Linda S Watts
Study of special topics in interdisciplinary arts and sciences. Prerequisite: BIS 300.
Senior Seminar Description Course Title: Revisiting the Weather Underground Course Instructor: L. Watts
Course Description: Members of this senior seminar will explore the history of the countercultural (anti-war, anti-racist, anti-sexist, anti-imperialist) group known as Weatherman/Weather Underground Organization. We will read both primary and secondary sources, including items including the group’s own publications, FBI surveillance files, memoirs, documentaries, and scholarly works. Class members will conduct original research as a means to assess this movement’s implications both during the years of its greatest activity (1969-1975)-- and now.
Recommended Preparation: There are no specific prerequisites for this course. As with all of my classes, however, I ask that those students enrolling bring a seriousness of purpose in terms of the experience of learning, a passion for thoughtful and productive dialogue, and an appetite for intellectual risk-taking. Since we will work intensively with a particular organization as our focus, it's also a good idea to familiarize yourself enough with the group to assess your level of interest in the topic at hand.
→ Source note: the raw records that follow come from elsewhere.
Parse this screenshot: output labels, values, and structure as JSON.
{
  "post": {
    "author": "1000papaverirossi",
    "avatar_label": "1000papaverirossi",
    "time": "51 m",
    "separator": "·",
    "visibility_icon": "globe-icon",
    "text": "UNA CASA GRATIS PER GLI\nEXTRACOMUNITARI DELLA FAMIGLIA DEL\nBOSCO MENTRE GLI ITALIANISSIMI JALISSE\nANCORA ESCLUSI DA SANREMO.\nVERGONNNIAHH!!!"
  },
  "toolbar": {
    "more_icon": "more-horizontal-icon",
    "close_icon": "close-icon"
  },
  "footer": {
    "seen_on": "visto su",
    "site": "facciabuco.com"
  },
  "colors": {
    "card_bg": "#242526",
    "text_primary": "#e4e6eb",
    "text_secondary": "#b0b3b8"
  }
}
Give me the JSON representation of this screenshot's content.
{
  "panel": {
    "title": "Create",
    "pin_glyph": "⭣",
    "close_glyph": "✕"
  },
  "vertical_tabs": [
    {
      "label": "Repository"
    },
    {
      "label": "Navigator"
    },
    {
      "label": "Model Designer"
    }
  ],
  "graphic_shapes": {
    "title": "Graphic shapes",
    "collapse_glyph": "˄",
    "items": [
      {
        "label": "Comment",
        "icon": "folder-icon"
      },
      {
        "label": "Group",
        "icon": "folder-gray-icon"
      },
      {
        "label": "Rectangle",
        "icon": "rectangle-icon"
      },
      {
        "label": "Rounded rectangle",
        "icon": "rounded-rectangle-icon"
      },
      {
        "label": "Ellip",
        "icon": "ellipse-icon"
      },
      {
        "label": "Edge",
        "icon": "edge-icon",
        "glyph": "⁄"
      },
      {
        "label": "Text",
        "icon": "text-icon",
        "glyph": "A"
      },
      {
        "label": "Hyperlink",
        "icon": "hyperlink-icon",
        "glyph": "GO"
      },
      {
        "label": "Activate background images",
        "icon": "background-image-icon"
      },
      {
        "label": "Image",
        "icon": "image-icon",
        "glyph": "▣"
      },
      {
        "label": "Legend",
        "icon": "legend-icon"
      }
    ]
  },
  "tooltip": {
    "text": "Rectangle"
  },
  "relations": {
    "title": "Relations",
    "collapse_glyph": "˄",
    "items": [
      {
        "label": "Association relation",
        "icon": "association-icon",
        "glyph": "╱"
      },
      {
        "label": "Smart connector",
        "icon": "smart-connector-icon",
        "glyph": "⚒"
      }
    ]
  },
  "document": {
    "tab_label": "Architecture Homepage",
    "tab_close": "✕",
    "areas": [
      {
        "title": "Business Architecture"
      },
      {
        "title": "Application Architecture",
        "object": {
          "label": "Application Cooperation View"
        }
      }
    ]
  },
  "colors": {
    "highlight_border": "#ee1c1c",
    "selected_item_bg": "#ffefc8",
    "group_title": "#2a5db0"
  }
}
What Historical Content Will This Volume Ask You to Discover? • The Organization and its Origins • The Membership in Profile • Their Purposes and Methods • The Order of Events • Surveillance/Prosecution • Narratives of Life Underground • Captures and Resurfacings • History, Myth and Memory Surrounding WU What Transferable Historical Skills Will This Course Help You Build? • Using both primary and secondary sources • Applying critical methods to historical issues • Thinking temporally • Making historical inferences • Evaluating historical sources • Engaging conflicts among historical accounts • Reading/practicing across modes of historical writing (such as description, narrative, exposition, and argument) What Translatable Abilities the Course Will Help You Cultivate: • Public speaking • Dialogue/discussion • Analysis/interpretation/critical thinking • Writing • Inquiry/posing and refining compelling questions
Course Grading in Brief: Self-Assessment/Degree Portfolio, 20%; Class Contributions, 20%; Writing Assignments (4 major pieces, each at 10%, for a total of) 40%; In-Class Presentation, 10%; Peer Response Postings, 10% Should You Take This Course? There are many ways to meet your degree requirements, so it is important for you to choose each course wisely. Sometimes practical constraints (such as time slot and the like) play a part in your decisions, but these should not trump choices based upon the learning prospect. No course is right for everyone, but only you are positioned to determine which course is most appropriate for you.
You should know from the outset that the way I teach calls upon students to “do something” rather than hear or watch me do something. What this means is that you will need to take responsibility for your own learning; hold yourself accountable for your choices; interact, question, respond, and introspect; deal constructively with complexity, ambiguity, uncertainty, ambivalence, and nuance; contribute to shared inquiry by a community of learners; and be ever receptive to, and resilient in, intellectual risk-taking.
Here are a few clear indications that this course might not be for you: you prefer lecture courses, you like to be anonymous in the classroom, you decline to participate in class, you want to interact only with the instructor (vs. peers), you expect to be successful on the first attempt at a skill, you dislike reading and/or writing, you are uncomfortable with readings featuring adult situations or strong/coarse language, you like best a class where questions can be settled and facts confirmed, you think it will be an easy course because humanities topics seem wholly subjective, or you are more concerned with your grade than with what you learn. If any of these statements describes you, the course is probably not a good choice for you. If this is the case, I would be glad to assist you in finding one more suitable to your educational needs.
Note: If you have questions or wish further information, please contact the instructor.
Student learning goals
please see information above
General method of instruction
This course will operate on a seminar model, and so will involve extensive discussion and substantive inquiry, including individual projects.
Three attributes in each participant within this shared inquiry are absolutely crucial to our—and your—success: (1) seriousness of purpose, (2) passion for dialogue, and (3) commitment to be both reflective and consultative in academic practice.
Prior course experience with textual analysis and the contextual study of culture will help position seminar students for the challenges ahead.
Class assignments and grading
Requirements will include reading, viewing, writing, research, reflection, and response. Expectations typically includes participation, presentations, in-class writings, and projects.